La fine della legislatura si avvicina. Mario Draghi già oggi potrebbe rassegnare le sue dimissioni. Il Movimento 5 Stelle ha deciso di non votare la fiducia sul decreto Aiuti e uscirà dall’Aula. La conferma è giunta ieri sera direttamente da Giuseppe Conte al termine di una giornata caratterizzata da una tensione crescente e lunghissime riunioni. «Non siamo disponibili a concedere cambiali in bianco, le dichiarazioni di intenti non bastano», ha detto il leader M5s definendo «insufficienti» le aperture del premier e intestandosi però allo stesso tempo quanto Draghi ha anticipato martedì sull’imminente arrivo di un nuovo decreto a sostegno del potere d’acquisto delle famiglie. Anzi ha detto che se questo decreto arriva è «merito» del Movimento.
La telefonata tra Draghi e Conte
La scelta di Conte è però gravida di conseguenze. «Se non votate la fiducia non sono disponibile ad andare avanti». Più o meno queste le parole ripetute ieri dal premier rispondendo alla telefonata di Conte per un ultimo tentativo quando ancora la decisione non era stata presa. E altrettanto netti poi erano stati nel corso del pomeriggio Matteo Salvini ed Enrico Letta. «Se i 5Stelle non votano un decreto della maggioranza, fine, parola agli italiani. Si va a votare», aveva detto il leader della Lega. Con toni diversi ma con lo stesso significato è intervenuto il segretario dem: «Non è una nostra ripicca il fatto di dire che se cade il governo si va al voto. È nella logica delle cose».
Il no del premier a ultimatum
Nella telefonata Draghi ha ripetuto al suo predecessore quanto aveva detto pubblicamente il giorno prima e che cioè il governo non può rimanere ostaggio e paralizzato dai veti («ultimatum») che di volta in volta vengono presentati da questo o quel partito della maggioranza per di più in una situazione drammatica come l’attuale, con l’inflazione che morde, la guerra in Ucraina, l’altro rischio di un ulteriore peggioramento dell’economia. «Questo governo è nato per fare le cose altrimenti perde di senso», è il mantra del premier che ha poi ribadito a Conte la volontà di procedere speditamente su alcuni dei punti dell’agenda di Governo – a partire dal taglio del cuneo e dall’introduzione del salario minimo – che coincidono con le priorità indicate anche da M5s.
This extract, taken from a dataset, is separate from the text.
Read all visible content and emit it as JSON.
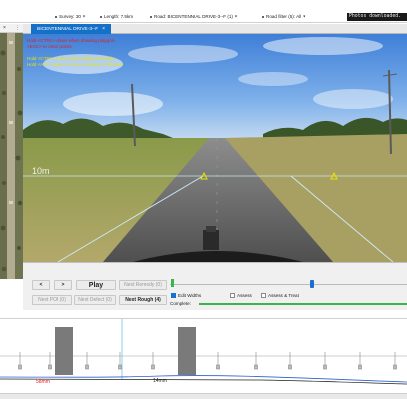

Pensare però di poter andare avanti dopo che uno dei principali partiti della maggioranza non vota la fiducia non è ipotesi percorribile.
La scommessa dei Cinque Stelle
Conte dopo un nuovo giro di tavolo con il vertice del Movimento alla fine ha confermato che oggi i senatori pentastellati non parteciperanno al voto. L’annuncio è stato accolto da un’ovazione dei parlamentari. In realtà la scelta dell’ex premier non è apprezzata da tutti. Prendendo a prestito il linguaggio del poker qualcuno in questa partita sta bluffando. La mossa di Conte adesso rimette il cerino non solo nelle mani di Draghi ma anche degli altri partiti della maggioranza. I 5 Stelle scommettono sul rinvio alle Camere del premier. A quel punto sarebbero gli altri partiti a doversi prendere la responsabilità di non confermare la fiducia. Una mossa spregiudicata nella quale c’è la convinzione che nessuno davvero voglia il ritorno al voto. Giorgia Meloni dall’opposizione alza già il tiro: «Basta giochi di Palazzo subito al voto».
«Non disponibili a dare una cambiale in bianco»
Conte parlando con i suoi parlamentari ha ripetuto: «Non possiamo che agire con coerenza e linearità, i cittadini non comprenderebbero una soluzione diversa», aggiungendo poi che se Draghi ha annunciato «un corposo decreto a fine luglio, questo è uno snodo politico importante, ammette indirettamente quello che il M5s diceva da tempo, che gli aiuti stanziati non sono sufficienti. Sono una soluzione tampone». Un decreto che in realtà a questo punto c’è da capire se sarà ancora questo Governo a presentare. «Siamo assolutamente disponibili a dialogare e dare un nostro contributo costruttivo a questo governo e al premier Draghi ma non siamo però disponibili, non per arroganza ma per sensibilità verso famiglie e imprese, a dare una cambiale in bianco», ha insistito Conte. Chissà che la cambiale ora non siano chiamati lui e il M5s ad onorarla nelle urne.